Bereits während seiner Ausbildung als Lehrer zeigte er sich jedoch vom Schauspiel fasziniert, das er in Breslau kennenlernte. Am dortigen Lobe-Theater arbeitete Krauß als Komparse, was schließlich zum Konflikt mit seinen Lehramtsplänen führte. Er entschied sich, diese aufzugeben und nunmehr eine Schauspielkarriere anzustreben. Ohne formelle Ausbildung auf diesem Gebiet schloss er sich zunächst der Wander-Bühne Wagner an und erhielt 1903 ein erstes festes Engagement am Stadttheater Guben. Im Laufe der nächsten zehn Jahre versuchte sich Krauß an weiteren Stadttheatern, darunter Magdeburg, Bromberg, Aachen und Nürnberg. 1912/13 spielte er am Künstlertheater München, wo Max Reinhardt auf Empfehlung von Alexander Moissi auf den Schauspieler aufmerksam wurde und ihn schließlich am Deutschen Theater Berlin engagierte. Zunächst spielte Krauß dort nur kleine Rollen, feierte dann aber 1915 bei den Wedekindfestspielen in der Rolle des Lindekuh in "Musik" einen ersten Erfolg. Langsam, aber stetig und nicht ohne Auseinandersetzungen mit Reinhardt, entwickelte er sich zu einem der bedeutendsten Darsteller des Deutschen Theaters. Auch seine dreimonatige Einberufung als Marinekadett nach Kiel tat dem keinen Abbruch.
Nach Ende des Ersten Weltkriegs entdeckte Werner Krauß den Film für sich. 1916 debütierte er in der Rolle des Daperdutto in "Hoffmanns Erzählungen". Der Regisseur Richard Oswald, der Krauß mit 50 Mark Gage pro Drehtag für den Film gewinnen konnte, sollte ein wichtiger Kompagnon werden. Kraus spielte in dessen Unterhaltungsfilmen ‒ meist Detektivgeschichten und Melodramen ‒ häufig den abstoßenden Widerling, so zum Beispiel in "Dida Ibsens Geschichte" (1918) oder "Totentanz" (1919). Mit Robert Wienes "Das Cabinet des Dr. Caligari" (1920) feierte der Schauspieler, der die Titelfigur des Schaustellers und Direktors der Irrenanstalt spielte, seinen Durchbruch auch im Ausland. In den 1920er Jahren entwickelte sich Werner Krauß zu einem der eindruckvollsten deutschen Schauspieler, dessen Mimik und Gestik sowie seine körperliche Präsenz im Stummfilm besonders eindringlich zur Geltung kamen.

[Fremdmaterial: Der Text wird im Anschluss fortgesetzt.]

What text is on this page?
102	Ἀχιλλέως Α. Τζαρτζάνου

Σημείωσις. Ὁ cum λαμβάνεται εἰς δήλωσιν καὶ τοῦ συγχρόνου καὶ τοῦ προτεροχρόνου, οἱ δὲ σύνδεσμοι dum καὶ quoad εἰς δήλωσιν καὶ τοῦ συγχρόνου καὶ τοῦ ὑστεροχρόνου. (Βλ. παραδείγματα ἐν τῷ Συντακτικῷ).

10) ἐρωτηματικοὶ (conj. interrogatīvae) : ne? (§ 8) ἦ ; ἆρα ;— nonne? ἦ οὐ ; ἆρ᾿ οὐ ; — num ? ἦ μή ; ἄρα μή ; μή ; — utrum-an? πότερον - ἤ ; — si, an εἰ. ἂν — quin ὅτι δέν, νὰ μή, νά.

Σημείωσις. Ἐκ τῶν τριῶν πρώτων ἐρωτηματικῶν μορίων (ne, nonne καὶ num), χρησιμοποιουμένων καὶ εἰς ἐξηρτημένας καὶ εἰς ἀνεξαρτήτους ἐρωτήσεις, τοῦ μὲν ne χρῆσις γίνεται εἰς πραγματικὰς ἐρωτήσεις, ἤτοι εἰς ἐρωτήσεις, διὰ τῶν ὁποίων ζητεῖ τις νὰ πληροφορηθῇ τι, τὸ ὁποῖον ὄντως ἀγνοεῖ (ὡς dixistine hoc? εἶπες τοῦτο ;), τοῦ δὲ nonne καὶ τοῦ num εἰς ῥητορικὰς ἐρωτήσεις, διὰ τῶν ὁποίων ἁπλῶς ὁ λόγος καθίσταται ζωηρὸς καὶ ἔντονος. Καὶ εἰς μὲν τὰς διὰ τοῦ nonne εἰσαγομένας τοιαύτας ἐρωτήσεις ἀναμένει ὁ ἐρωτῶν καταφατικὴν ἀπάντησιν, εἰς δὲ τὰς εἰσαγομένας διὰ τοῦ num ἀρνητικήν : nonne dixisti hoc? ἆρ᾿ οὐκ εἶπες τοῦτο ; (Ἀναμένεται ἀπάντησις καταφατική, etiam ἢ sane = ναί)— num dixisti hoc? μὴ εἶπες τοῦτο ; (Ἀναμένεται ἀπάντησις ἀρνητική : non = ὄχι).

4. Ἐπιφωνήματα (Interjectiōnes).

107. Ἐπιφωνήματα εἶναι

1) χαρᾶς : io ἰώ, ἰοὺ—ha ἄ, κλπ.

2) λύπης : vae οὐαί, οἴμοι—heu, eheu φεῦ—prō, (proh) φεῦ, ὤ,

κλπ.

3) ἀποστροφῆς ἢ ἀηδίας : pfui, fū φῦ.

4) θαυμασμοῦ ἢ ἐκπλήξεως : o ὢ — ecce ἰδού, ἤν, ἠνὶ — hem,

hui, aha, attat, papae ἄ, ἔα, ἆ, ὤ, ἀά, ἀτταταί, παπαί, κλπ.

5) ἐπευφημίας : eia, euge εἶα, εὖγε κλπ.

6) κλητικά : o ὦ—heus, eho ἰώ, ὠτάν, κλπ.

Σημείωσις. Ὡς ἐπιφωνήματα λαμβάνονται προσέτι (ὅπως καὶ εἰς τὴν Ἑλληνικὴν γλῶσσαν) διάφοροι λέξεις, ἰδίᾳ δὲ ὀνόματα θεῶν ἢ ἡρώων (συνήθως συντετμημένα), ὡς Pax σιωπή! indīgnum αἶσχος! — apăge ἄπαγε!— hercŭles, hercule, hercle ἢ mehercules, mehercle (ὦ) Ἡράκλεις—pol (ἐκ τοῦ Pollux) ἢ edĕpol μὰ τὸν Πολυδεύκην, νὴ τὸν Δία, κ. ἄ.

Neben Wiene arbeitete er unter anderem mit Friedrich Wilhelm Murnau in "Der brennende Acker" (1922) und spielte in der Rolle des Orgon an der Seite von Emil Jannings in "Tartüff" (1925). Auch mit Georg Wilhelm Pabst kam es zu fruchtbaren Zusammenarbeiten. In dessen stark zensiertem Sozialdrama "Die freudlose Gasse" gab Werner Krauß 1925 neben den Stars Asta Nielsen und Greta Garbo den ausbeuterischen Fleischermeister. In "Geheimnisse einer Seele" (1926), in dem Pabst die Anwendung der Psychoanalyse filmisch auslotete und insbesondere ungewöhnliche Traumsequenzen inszenierte, zeigte Krauß eindrucksvoll, was sich hinter der bürgerlichen Fassade eines Chemikers abspielt und an ihm zehrt. Während der 1920er Jahre blieb er ein rastloser Arbeiter, der nach eigenen Angaben in über einhundert Stummfilmen auftrat.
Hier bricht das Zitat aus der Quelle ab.